S7277: Introduction to Modern Physics: Relativity and Quantum Mechanics in HSSP Summer 2013 (Jul. 07, 2013)
We will explore the foundations of Modern Physics beginning with an exploration of Einstein's Special Relativity, continuing onward with General Relativity, and then an introductory exploration of Quantum Mechanics.

S6023: Biotechnology in the 21st Century in HSSP Summer 2012 (Jul. 08, 2012)
Interested in learning more about the basic techniques of modern biotechnology such as DNA-RNA manipulations, DNA recombination, use of plasmids and viruses as vectors to introduce xenogenic DNA into microbial species? From the basics of biotechnology, we will explore the future potential in medicine and bioengineering. Much of the course will involve molecular biology and molecular genetics, but we will also explore some topics in modern bioengineering such as artificial organs, and improved sensorial prostheses such as artificial hearing and vision devices.

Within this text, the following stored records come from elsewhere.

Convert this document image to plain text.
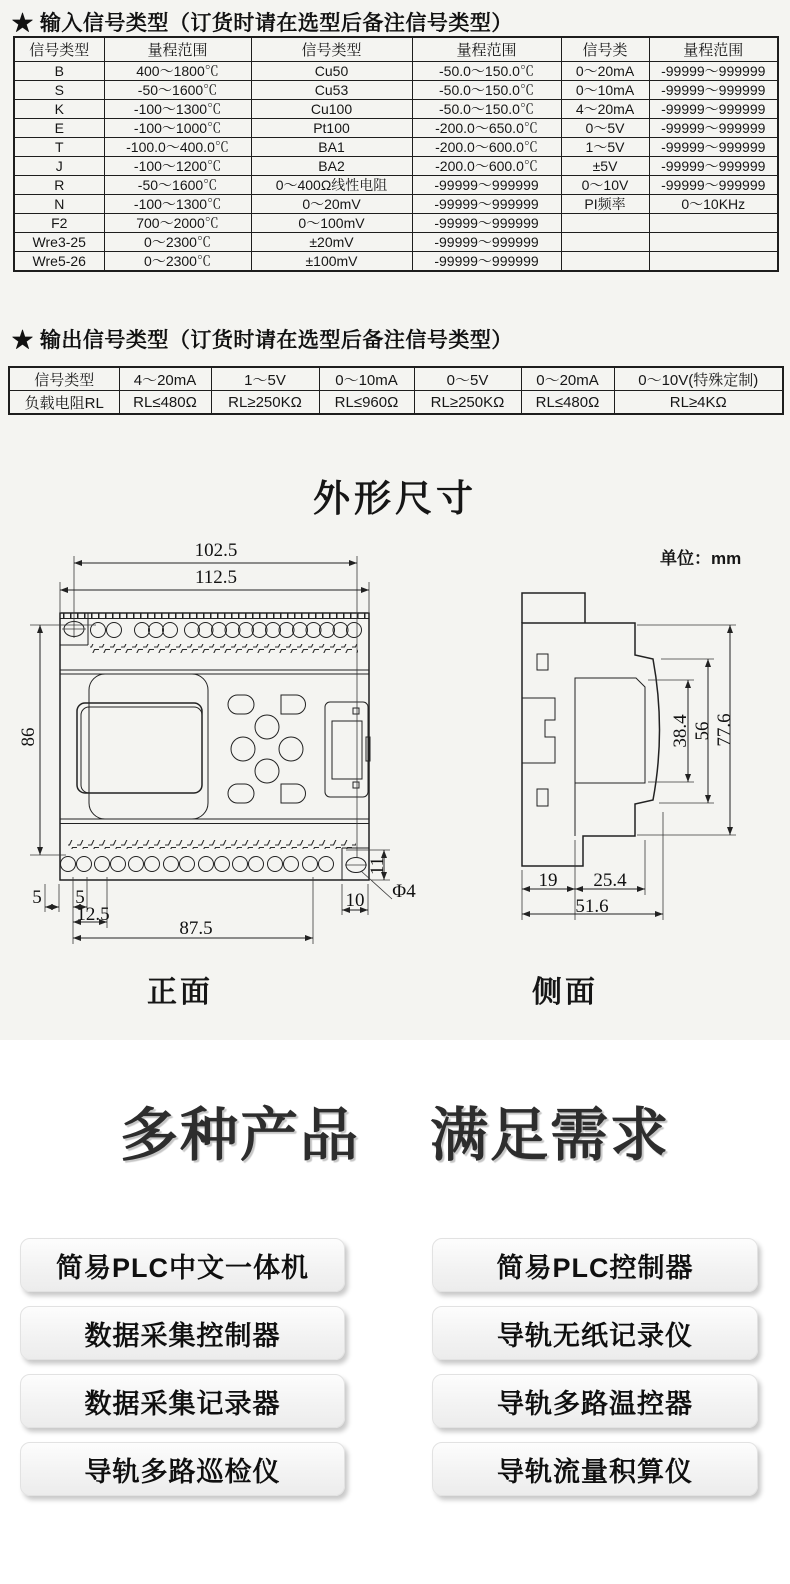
★ 输入信号类型（订货时请在选型后备注信号类型）
信号类型	量程范围	信号类型	量程范围	信号类	量程范围
B	400～1800℃	Cu50	-50.0～150.0℃	0～20mA	-99999～999999
S	-50～1600℃	Cu53	-50.0～150.0℃	0～10mA	-99999～999999
K	-100～1300℃	Cu100	-50.0～150.0℃	4～20mA	-99999～999999
E	-100～1000℃	Pt100	-200.0～650.0℃	0～5V	-99999～999999
T	-100.0～400.0℃	BA1	-200.0～600.0℃	1～5V	-99999～999999
J	-100～1200℃	BA2	-200.0～600.0℃	±5V	-99999～999999
R	-50～1600℃	0～400Ω线性电阻	-99999～999999	0～10V	-99999～999999
N	-100～1300℃	0～20mV	-99999～999999	PI频率	0～10KHz
F2	700～2000℃	0～100mV	-99999～999999		
Wre3-25	0～2300℃	±20mV	-99999～999999		
Wre5-26	0～2300℃	±100mV	-99999～999999		
★ 输出信号类型（订货时请在选型后备注信号类型）
信号类型	4～20mA	1～5V	0～10mA	0～5V	0～20mA	0～10V(特殊定制)
负载电阻RL	RL≤480Ω	RL≥250KΩ	RL≤960Ω	RL≥250KΩ	RL≤480Ω	RL≥4KΩ
外形尺寸
单位：mm
102.5
112.5
86
5 5
12.5
87.5
10
11
Φ4
38.4 56 77.6
19 25.4
51.6
正面	侧面
多种产品 满足需求
简易PLC中文一体机	简易PLC控制器
数据采集控制器	导轨无纸记录仪
数据采集记录器	导轨多路温控器
导轨多路巡检仪	导轨流量积算仪
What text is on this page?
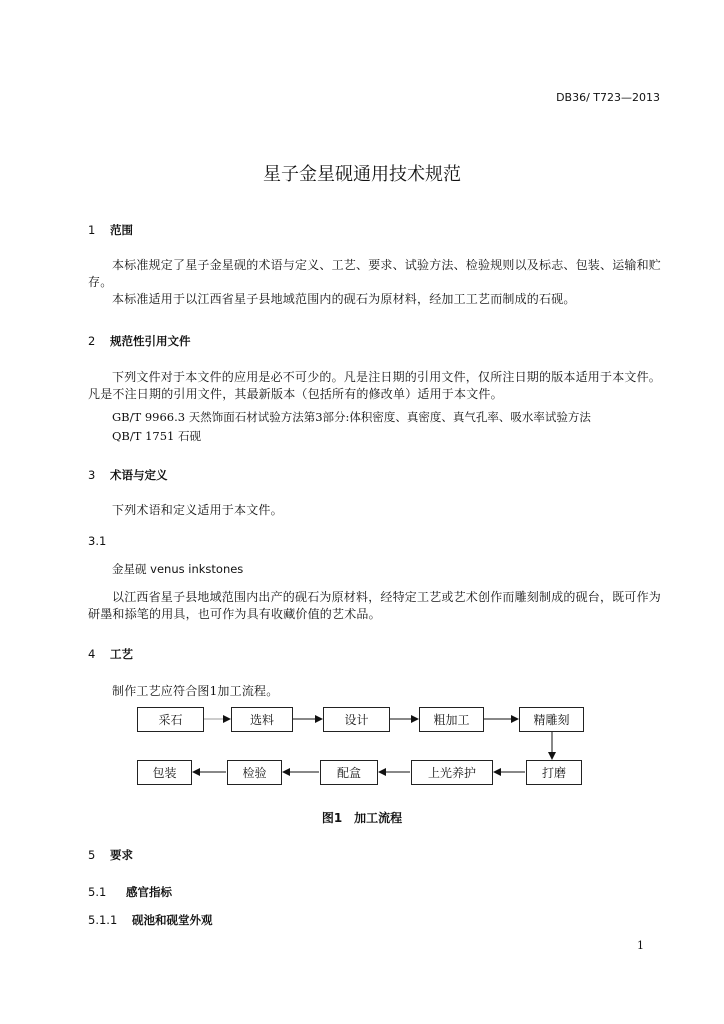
DB36/ T723—2013
星子金星砚通用技术规范
1 范围
本标准规定了星子金星砚的术语与定义、工艺、要求、试验方法、检验规则以及标志、包装、运输和贮存。
本标准适用于以江西省星子县地域范围内的砚石为原材料，经加工工艺而制成的石砚。
2 规范性引用文件
下列文件对于本文件的应用是必不可少的。凡是注日期的引用文件，仅所注日期的版本适用于本文件。凡是不注日期的引用文件，其最新版本（包括所有的修改单）适用于本文件。
GB/T 9966.3 天然饰面石材试验方法第3部分:体积密度、真密度、真气孔率、吸水率试验方法
QB/T 1751 石砚
3 术语与定义
下列术语和定义适用于本文件。
3.1
金星砚 venus inkstones
以江西省星子县地域范围内出产的砚石为原材料，经特定工艺或艺术创作而雕刻制成的砚台，既可作为研墨和掭笔的用具，也可作为具有收藏价值的艺术品。
4 工艺
制作工艺应符合图1加工流程。
采石	选料	设计	粗加工	精雕刻
包装	检验	配盒	上光养护	打磨
图1　加工流程
5 要求
5.1 感官指标
5.1.1 砚池和砚堂外观
1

S5334: The Genetics Revolution facilitated by Biotechnology in Splash! 2011 (Nov. 19 - 20, 2011)
Our knowledge of genetics has exploded over the past couple of decades due to innovations in DNA technology and enzyme manipulation. The new genetics allows scientists to modify the genes of animals, plants and man. Gene therapy is being tested - to cure disease by curing the "bad" gene. New varieties of animals and plants are being made in the laboratory. Some of these new organisms are patented for ownership. The visions of Aldous Huxley in "Brave New World" will shortly be upon us. We will delve into the DNA technology in survey, and then examine some of the ethical and legal aspects of genetic manipulation.

C3907: Artificial Intelligence: When will THEY be smarter than us? in Splash! 2010 (Nov. 20 - 21, 2010)

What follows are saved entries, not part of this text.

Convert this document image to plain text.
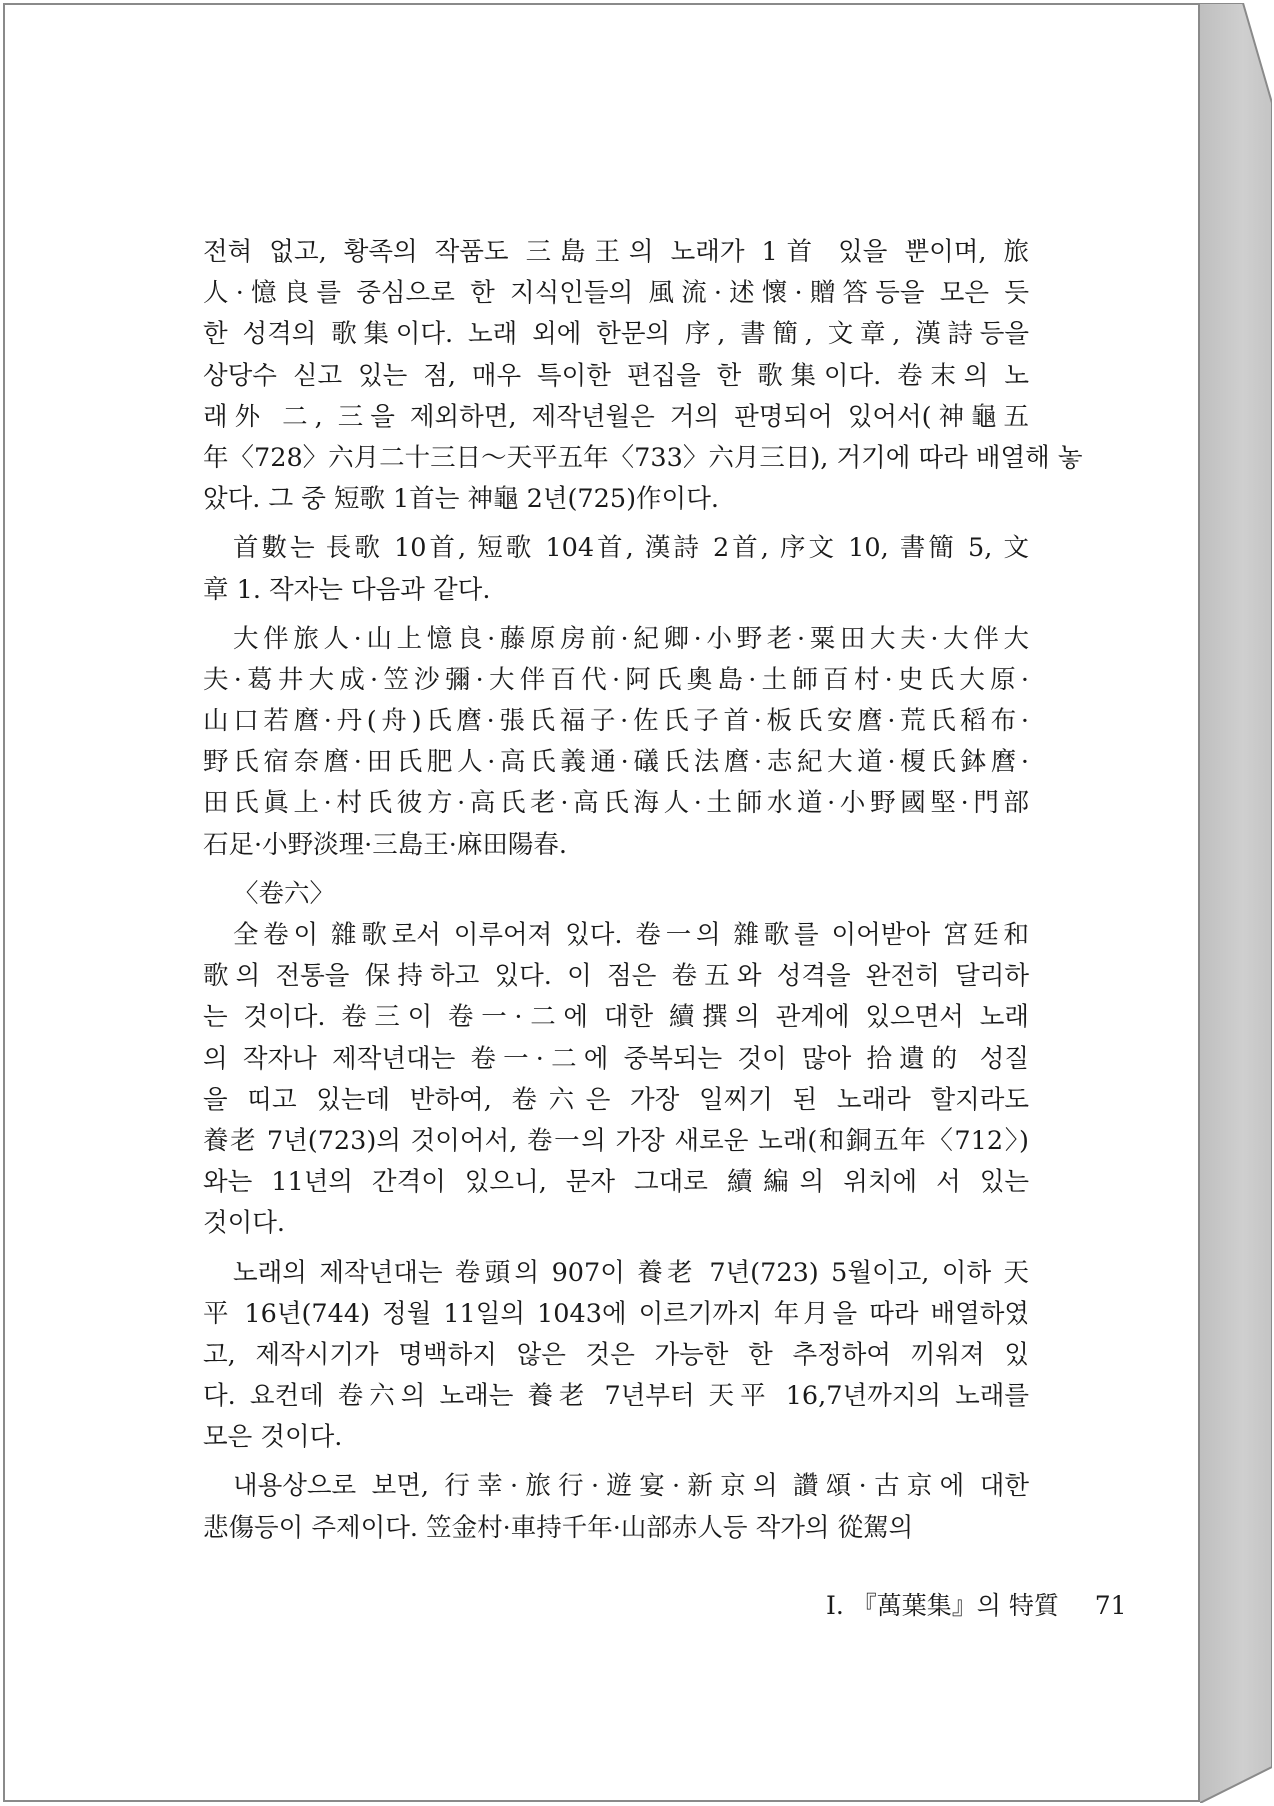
전혀 없고, 황족의 작품도 三島王의 노래가 1首 있을 뿐이며, 旅
人·憶良를 중심으로 한 지식인들의 風流·述懷·贈答등을 모은 듯
한 성격의 歌集이다. 노래 외에 한문의 序, 書簡, 文章, 漢詩등을
상당수 싣고 있는 점, 매우 특이한 편집을 한 歌集이다. 卷末의 노
래外 二, 三을 제외하면, 제작년월은 거의 판명되어 있어서(神龜五
年〈728〉六月二十三日～天平五年〈733〉六月三日), 거기에 따라 배열해 놓
았다. 그 중 短歌 1首는 神龜 2년(725)作이다.
首數는 長歌 10首, 短歌 104首, 漢詩 2首, 序文 10, 書簡 5, 文
章 1. 작자는 다음과 같다.
大伴旅人·山上憶良·藤原房前·紀卿·小野老·粟田大夫·大伴大
夫·葛井大成·笠沙彌·大伴百代·阿氏奧島·土師百村·史氏大原·
山口若麿·丹(舟)氏麿·張氏福子·佐氏子首·板氏安麿·荒氏稻布·
野氏宿奈麿·田氏肥人·高氏義通·礒氏法麿·志紀大道·榎氏鉢麿·
田氏眞上·村氏彼方·高氏老·高氏海人·土師水道·小野國堅·門部
石足·小野淡理·三島王·麻田陽春.
〈卷六〉
全卷이 雜歌로서 이루어져 있다. 卷一의 雜歌를 이어받아 宮廷和
歌의 전통을 保持하고 있다. 이 점은 卷五와 성격을 완전히 달리하
는 것이다. 卷三이 卷一·二에 대한 續撰의 관계에 있으면서 노래
의 작자나 제작년대는 卷一·二에 중복되는 것이 많아 拾遺的 성질
을 띠고 있는데 반하여, 卷六은 가장 일찌기 된 노래라 할지라도
養老 7년(723)의 것이어서, 卷一의 가장 새로운 노래(和銅五年〈712〉)
와는 11년의 간격이 있으니, 문자 그대로 續編의 위치에 서 있는
것이다.
노래의 제작년대는 卷頭의 907이 養老 7년(723) 5월이고, 이하 天
平 16년(744) 정월 11일의 1043에 이르기까지 年月을 따라 배열하였
고, 제작시기가 명백하지 않은 것은 가능한 한 추정하여 끼워져 있
다. 요컨데 卷六의 노래는 養老 7년부터 天平 16,7년까지의 노래를
모은 것이다.
내용상으로 보면, 行幸·旅行·遊宴·新京의 讚頌·古京에 대한
悲傷등이 주제이다. 笠金村·車持千年·山部赤人등 작가의 從駕의
I. 『萬葉集』의 特質 71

From its early beginnings a half century ago, giant leaps have been made in the field of artificial intelligence (AI). Early programs often mimicked the thought processes of their programmer. Whether it was a computer playing chess against a person, a computer holding a conversation with a person via the CRT screen, or a program attempting to diagnose psychological problems, it was usually fairly easy to figure out that a computer was at work. Now Expert Systems can solve complex engineering and scientific problems much faster than the average engineer or scientist. Robotics has made great advances in the manufacturing field. Virtual Reality has allowed the players to enter exotic and faraway places. And whether talking about surrogate robots or robotic androids, we all are familiar with the idea of machine becoming friend and ally to man, as well as companion and advisor. This course will make a survey of AI over the past century, and take a glimpse at where it is going. The inventor Ray Kurzweil and the computer whiz Mitch Kapoor made a $20 million dollar bet whether robotic intelligence will surpass human intelligence in the next 20 years. Who will win?